10.The effects of spinal manipulation on chronic, non-specific neck pain
Hui LUO ; Qiang WANG ; Juan ZHAO ; Pingping MENG ; Yongxiang ZHANG ; Yuyang WANG ; Lili GONG
Chinese Journal of Physical Medicine and Rehabilitation 2021;43(5):422-426
Objective:To observe the clinical effect of spinal manipulation on chronic, non-specific neck pain.Methods:Thirty patients with chronic, nonspecific neck pain were divided randomly into an observation group ( n=15) and a control group ( n=15). Patients in the observation group were given 20 minutes of a novel 4R spinal manipulation (resetting joint malalignment, resetting abnormal muscle, resetting joint stabiliazation, resetting sensorimotor control) twice a week for 2 weeks while the control group were given 20 minutes of medium frequency and high frequency conventional physiotherapy 4 times a week, also for 2 weeks.

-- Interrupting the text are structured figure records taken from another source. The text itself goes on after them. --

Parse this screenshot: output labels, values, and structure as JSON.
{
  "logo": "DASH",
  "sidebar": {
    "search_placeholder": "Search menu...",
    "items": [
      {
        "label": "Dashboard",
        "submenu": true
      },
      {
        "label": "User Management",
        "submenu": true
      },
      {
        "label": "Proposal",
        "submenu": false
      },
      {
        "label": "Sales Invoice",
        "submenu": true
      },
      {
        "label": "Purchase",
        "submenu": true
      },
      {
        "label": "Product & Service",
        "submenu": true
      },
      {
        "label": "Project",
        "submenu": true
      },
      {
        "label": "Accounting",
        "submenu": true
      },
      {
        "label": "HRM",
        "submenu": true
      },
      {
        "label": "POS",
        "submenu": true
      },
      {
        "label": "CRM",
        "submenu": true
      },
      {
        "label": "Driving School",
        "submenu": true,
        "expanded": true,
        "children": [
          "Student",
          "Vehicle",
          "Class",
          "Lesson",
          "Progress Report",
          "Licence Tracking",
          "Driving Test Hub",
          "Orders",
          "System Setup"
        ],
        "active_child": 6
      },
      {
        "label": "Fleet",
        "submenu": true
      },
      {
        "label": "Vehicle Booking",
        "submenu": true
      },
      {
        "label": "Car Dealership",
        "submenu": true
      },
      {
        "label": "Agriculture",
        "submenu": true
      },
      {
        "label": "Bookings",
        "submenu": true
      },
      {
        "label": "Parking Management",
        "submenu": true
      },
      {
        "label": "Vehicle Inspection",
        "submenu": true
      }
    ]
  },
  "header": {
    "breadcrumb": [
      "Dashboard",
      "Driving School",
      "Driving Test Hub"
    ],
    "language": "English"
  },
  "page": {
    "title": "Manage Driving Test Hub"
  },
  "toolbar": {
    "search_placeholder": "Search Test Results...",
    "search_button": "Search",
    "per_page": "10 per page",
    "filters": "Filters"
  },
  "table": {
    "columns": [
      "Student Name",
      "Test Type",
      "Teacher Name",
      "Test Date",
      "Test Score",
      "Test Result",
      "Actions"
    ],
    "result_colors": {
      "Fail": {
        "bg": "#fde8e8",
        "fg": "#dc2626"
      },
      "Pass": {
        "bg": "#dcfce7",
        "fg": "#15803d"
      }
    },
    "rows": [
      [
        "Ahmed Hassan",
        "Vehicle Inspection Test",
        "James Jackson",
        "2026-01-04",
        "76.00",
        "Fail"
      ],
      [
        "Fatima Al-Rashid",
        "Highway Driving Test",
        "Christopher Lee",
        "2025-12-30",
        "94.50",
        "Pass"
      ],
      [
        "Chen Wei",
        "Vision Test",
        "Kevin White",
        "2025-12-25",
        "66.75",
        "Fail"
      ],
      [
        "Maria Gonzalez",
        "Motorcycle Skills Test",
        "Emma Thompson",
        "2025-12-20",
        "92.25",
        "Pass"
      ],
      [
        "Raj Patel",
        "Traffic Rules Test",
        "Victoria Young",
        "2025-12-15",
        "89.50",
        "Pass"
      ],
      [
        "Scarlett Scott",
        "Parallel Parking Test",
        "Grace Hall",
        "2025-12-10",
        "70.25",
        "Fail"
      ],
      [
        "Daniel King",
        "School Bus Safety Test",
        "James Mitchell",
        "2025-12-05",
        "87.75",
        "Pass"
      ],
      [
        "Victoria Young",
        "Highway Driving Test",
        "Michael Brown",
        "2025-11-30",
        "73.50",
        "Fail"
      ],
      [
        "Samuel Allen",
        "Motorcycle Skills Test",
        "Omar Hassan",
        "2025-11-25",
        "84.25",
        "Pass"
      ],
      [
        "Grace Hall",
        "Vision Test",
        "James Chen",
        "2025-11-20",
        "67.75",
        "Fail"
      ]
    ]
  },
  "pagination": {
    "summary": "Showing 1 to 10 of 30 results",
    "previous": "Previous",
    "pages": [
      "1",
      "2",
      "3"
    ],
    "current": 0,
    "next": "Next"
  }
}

Before the treatment, right after, and one and three months later, both groups were evaluated using a visual analogue scale (VAS) and a neck disability index (NDI). Right before and after the treatment, cervical flexion and extension range of motion (ROM) were measured. The surface electromyography was employed to record the root mean square (RMS) of the EMG amplitude and the median frequency (MF) from the erector spinae and upper trapezius. Results:Before the treatment no significant differences were found in any of the measurements between the two groups. Afterward and one and three months later the average VAS, NDI and cervical ROM results of both groups had improved significantly, with the improvements in the observation group significantly greater than those in the control group on average. After 2 weeks of treatment, the average RMS and MF values had improved in both groups, again with the observation group′s average values significantly better than those of the control group.Conclusion:Spinal manipulation can effectively improve the strength and stamina of cervical muscle groups in patients with chronic, non-specific neck pain.